What’s selling from my “used” collection? Old grammar books!

I’ve been selling off my “teacher” stuff for about five years. During my on and off teaching career (at both private and public schools, in grades 6 through college) I did manage to accumulate a lot of books. One thing that surprises me is that really old books do sell, especially grammar books. Today, I received notice to ship an eleventh grade grammar text, published in the early 80s. Believe it or not, that one is modern. For whatever reasons, during the mid 80s, grammar began to gradually fall out of fashion in the classroom. Budgets seemed tight, and textbook price inflation was just getting started. Our school, like many in that era, bought new lit books, and each of those generally had lots of ancillary materials, including “daily grammar” lessons— usually one concept illustrated via a handout or a transparency for an overhead projector, and grammar books were either not used, or we used old ones. My friend, Janet, used a set of Warriner’s until the covers came off. Then she got the administration to find her some more of the same one on eBay. Until I left teaching high school, I used the same ones, over and over. I taped them together each August, and hoped they would make it another year.

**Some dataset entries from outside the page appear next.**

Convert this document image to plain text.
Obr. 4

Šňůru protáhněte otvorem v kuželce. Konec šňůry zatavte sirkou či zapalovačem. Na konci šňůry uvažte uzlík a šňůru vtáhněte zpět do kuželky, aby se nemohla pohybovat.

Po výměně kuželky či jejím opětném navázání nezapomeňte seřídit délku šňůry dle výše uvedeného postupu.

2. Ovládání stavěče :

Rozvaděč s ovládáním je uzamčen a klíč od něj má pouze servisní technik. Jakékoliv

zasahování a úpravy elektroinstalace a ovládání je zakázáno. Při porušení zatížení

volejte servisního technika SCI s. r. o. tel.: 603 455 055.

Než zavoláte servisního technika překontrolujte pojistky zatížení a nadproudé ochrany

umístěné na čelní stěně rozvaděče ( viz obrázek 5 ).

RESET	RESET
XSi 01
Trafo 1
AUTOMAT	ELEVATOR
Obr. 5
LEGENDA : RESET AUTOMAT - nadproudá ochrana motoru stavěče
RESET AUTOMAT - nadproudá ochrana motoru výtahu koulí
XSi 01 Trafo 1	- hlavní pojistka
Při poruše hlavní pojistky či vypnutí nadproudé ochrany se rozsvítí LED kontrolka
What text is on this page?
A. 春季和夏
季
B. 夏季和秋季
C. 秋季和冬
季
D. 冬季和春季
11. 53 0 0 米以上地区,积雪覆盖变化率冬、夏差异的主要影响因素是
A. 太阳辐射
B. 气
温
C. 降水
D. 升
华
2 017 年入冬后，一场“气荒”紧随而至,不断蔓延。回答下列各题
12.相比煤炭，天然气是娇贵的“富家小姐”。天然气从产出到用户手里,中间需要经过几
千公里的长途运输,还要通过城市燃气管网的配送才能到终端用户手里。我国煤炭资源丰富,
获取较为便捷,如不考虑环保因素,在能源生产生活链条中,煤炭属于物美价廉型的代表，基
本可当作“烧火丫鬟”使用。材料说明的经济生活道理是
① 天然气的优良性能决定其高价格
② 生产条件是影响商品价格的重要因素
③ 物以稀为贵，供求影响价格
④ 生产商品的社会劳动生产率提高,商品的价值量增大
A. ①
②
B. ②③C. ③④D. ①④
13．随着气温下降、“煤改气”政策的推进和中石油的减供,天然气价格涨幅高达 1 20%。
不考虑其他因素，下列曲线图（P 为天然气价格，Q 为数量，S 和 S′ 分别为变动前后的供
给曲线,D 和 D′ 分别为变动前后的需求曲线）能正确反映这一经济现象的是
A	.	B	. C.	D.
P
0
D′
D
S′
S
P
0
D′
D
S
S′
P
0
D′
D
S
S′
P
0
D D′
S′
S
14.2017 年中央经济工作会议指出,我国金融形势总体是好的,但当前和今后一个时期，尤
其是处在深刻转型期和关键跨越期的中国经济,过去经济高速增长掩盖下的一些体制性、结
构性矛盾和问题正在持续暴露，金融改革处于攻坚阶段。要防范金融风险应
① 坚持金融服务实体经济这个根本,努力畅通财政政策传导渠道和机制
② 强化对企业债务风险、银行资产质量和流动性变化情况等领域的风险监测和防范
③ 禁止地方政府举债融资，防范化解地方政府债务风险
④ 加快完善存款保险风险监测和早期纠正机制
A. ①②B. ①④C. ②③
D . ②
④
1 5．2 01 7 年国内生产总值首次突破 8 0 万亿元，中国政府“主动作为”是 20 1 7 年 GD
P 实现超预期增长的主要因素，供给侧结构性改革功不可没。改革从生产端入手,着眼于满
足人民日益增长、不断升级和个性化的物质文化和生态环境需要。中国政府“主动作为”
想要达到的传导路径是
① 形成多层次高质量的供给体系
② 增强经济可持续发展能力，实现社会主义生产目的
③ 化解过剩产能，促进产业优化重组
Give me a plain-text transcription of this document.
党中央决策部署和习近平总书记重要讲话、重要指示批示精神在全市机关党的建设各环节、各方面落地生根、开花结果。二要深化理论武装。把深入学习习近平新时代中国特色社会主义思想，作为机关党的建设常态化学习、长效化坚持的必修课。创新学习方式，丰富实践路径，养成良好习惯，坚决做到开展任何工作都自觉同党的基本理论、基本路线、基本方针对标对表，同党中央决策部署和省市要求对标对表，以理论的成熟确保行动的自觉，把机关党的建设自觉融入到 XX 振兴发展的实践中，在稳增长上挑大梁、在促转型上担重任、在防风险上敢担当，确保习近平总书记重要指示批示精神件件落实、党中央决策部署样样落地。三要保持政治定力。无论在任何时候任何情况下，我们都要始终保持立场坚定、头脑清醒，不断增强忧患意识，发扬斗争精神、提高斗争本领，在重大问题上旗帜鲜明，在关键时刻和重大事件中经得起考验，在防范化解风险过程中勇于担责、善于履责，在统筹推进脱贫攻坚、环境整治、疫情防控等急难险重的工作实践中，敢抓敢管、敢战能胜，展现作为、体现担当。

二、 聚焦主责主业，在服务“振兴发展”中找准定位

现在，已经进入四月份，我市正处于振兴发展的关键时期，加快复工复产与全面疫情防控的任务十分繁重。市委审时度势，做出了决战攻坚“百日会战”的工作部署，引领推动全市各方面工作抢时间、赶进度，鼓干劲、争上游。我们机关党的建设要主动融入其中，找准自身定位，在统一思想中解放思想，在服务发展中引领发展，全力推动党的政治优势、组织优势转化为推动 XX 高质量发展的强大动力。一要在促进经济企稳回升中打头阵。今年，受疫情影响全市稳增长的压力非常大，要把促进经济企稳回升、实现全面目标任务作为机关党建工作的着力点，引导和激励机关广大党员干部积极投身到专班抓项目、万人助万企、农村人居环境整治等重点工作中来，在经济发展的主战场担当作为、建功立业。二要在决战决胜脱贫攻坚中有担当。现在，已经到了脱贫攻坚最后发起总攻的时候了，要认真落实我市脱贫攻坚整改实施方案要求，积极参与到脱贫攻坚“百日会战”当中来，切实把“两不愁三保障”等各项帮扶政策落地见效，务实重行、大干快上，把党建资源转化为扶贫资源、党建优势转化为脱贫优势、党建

My current teaching gig is as an adjunct at a local technical college. (For readers outside of Georgia, you would probably term it a “community college.”) Anyway, our institution pays for students to take self-paced grammar lessons online. The reason we do it that way is that we never know how much grammar the students might have already mastered, so they take assessments and are required to do lessons based on the topics they did not pass initially. From my experience, there are many students who have to take all of the lessons (known as modules) which is probably due to their teachers having been trained in the “non-grammar” era. The lessons are quite basic, including each part of speech, sentence structure, and so forth.

From time to time, I do sell grammar books, usually really old ones, and that lets me know that some people are either teaching themselves, or someone else, English grammar. I’m glad, because I see a lot of bad grammar in student writing these days. Actually, I see it in many other places, too!

2 comments on “What’s selling from my “used” collection? Old grammar books!

  1. This is very interesting to me because I was homeschooled for the majority of my education, and taught to diagram sentences. If anything, my education prior to college was lacking in the area of writing practice, but filled with grammar lessons. Then I went to college, and it was completely the other way around. Many of my classmates felt there were holes in their education when it came to basic grammar, and felt that it should have been taught to them long before college.